8.1. El Registro Mercantil

1.1. La publicidad legal

La Ley impone a los empresarios individuales y a las sociedades mercantiles publicar determinados datos relevantes. Esta publicidad se practica por declaraciones hechas en boletines o periódicos oficiales y sobre todo por inscripciones en los registros públicos.

La publicación puede tener distinto carácter. En unos casos, se pretende, con la publicación en boletines oficiales o la inscripción en un registro público, que los terceros puedan conocer determinados datos relativos a los sujetos a que la publicación o inscripción se refiera.

En otros casos, los datos que se ofrecen al dominio público se consideran conocidos por los terceros, con independencia de que ese conocimiento jurídico se corresponda o no con el conocimiento real. Se trata de una publicación legal, no sólo por el origen, sino por sus efectos: los datos publicados o inscritos son oponibles a los terceros sin que estos puedan alegar ignorancia.

La cognoscibilidad es decir la mera posibilidad de conocer, equivale al conocimiento: por el hecho de la publicación o de la inscripción en un registro público, el Derecho considera que los terceros conocen los datos publicados e inscritos.

1.2. El Registro Mercantil como instrumento técnico de la publicidad legal

El Registro Mercantil es aquel registro público que tiene por objeto la publicidad de los empresarios, de las sociedades mercantiles y demás sujetos inscribibles.

El precedente del Registro Mercantil se encuentra en las listas y matrículas de mercaderes de las corporaciones y gremios medievales, en las que era preciso figurar inscrito para el ejercicio del comercio. Es cuando nace el Código de Comercio de 1829.

El Registro Mercantil experimentó una transformación con la Ley 19/1989 de adaptación y reforma parcial de la legislación mercantil a las Directivas de la Comunidad Económica Europea en materia de sociedades.
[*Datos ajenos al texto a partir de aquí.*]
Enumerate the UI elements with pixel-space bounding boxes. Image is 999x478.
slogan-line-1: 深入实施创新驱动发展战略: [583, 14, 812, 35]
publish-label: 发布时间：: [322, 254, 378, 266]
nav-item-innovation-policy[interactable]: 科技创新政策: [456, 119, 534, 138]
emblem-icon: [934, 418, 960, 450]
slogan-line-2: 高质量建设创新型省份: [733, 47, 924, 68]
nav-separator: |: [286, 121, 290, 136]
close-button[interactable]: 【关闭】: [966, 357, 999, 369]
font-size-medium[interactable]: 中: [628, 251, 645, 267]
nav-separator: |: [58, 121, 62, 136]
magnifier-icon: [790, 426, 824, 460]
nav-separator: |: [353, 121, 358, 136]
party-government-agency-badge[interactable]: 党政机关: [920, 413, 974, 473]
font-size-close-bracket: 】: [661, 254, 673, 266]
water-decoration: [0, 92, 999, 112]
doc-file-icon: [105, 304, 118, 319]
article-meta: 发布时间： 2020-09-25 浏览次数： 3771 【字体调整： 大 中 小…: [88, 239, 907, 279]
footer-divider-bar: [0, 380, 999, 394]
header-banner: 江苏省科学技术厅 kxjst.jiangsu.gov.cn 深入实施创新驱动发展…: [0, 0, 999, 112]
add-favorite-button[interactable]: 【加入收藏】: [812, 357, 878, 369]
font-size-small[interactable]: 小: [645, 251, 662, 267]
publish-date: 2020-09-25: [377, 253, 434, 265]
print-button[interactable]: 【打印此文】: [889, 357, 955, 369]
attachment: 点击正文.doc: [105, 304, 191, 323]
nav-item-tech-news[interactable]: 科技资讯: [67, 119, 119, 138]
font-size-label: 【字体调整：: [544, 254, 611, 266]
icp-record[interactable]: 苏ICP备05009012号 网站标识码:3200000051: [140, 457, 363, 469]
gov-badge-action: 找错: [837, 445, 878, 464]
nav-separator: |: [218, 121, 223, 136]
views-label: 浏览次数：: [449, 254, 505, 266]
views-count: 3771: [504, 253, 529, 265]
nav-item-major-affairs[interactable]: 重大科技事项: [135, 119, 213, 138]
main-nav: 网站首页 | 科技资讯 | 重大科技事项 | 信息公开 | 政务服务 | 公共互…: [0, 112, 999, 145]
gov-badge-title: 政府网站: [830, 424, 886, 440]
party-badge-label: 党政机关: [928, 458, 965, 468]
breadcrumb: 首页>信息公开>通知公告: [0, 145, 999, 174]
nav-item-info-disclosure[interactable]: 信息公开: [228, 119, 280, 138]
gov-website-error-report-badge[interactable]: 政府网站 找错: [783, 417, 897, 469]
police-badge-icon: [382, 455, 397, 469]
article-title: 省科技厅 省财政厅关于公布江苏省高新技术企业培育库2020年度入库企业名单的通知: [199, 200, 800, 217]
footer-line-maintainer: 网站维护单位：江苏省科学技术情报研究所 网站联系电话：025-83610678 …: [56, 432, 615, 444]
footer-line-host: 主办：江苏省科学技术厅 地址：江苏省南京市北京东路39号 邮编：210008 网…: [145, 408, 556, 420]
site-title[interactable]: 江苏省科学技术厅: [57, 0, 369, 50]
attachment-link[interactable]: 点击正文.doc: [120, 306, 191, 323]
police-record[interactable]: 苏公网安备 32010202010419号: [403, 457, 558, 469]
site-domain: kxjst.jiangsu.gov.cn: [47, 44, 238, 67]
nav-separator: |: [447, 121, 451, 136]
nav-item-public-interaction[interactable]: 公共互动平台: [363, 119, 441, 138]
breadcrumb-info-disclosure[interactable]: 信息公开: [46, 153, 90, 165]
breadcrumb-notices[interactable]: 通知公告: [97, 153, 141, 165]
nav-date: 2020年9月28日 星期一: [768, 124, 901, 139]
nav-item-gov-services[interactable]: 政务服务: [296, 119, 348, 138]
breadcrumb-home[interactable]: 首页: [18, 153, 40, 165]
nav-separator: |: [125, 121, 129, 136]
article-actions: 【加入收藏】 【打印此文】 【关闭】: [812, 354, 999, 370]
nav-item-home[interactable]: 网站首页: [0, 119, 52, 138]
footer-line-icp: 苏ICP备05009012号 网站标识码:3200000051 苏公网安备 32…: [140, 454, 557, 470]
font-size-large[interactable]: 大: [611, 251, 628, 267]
En primer lugar, se produce la ampliación de los instrumentos técnicos de la publicidad legal. El sistema introducido por la Ley de 1989, se caracteriza por la dualidad de instrumentos técnicos de publicidad: los Registros Mercantiles territoriales y el Boletin Oficial del Registro Mercantil. Como órgano de conexión entre los Registros territoriales y el Boletín figura el Registro Mercantil central.

En segundo lugar, el Registro Mercantil vuelve a ser exclusivamente Registro de personas y de actos. La Ley de 1989 cierra las puertas del Registro mercantil a los buques y a las aeronaves (que ahora se inscriben en la Sección 1 del Registro de Bienes Muebles -RD 1828/1999-).

En tercer lugar, los efectos de la publicidad registral se desplazan desde la inscripción misma hasta la publicación del extracto del acto inscrito: los actos sujetos a inscripción, en efecto, sólo son oponibles a terceros desde la publicación de los datos esenciales de la inscripción en el BORM (art. 21.1 CCom).

En cuarto lugar, se amplia considerablemente las funciones del Registro Mercantil.

La configuración actual del Registro Mercantil debe servir de base para una potenciación de este Registro público, que, en rigor, tiene que orientarse en un doble sentido:

  1. Ampliando los sujetos inscribibles.
  2. El Registro debe prescindir del soporte papel y sustituirlo por un soporte informático.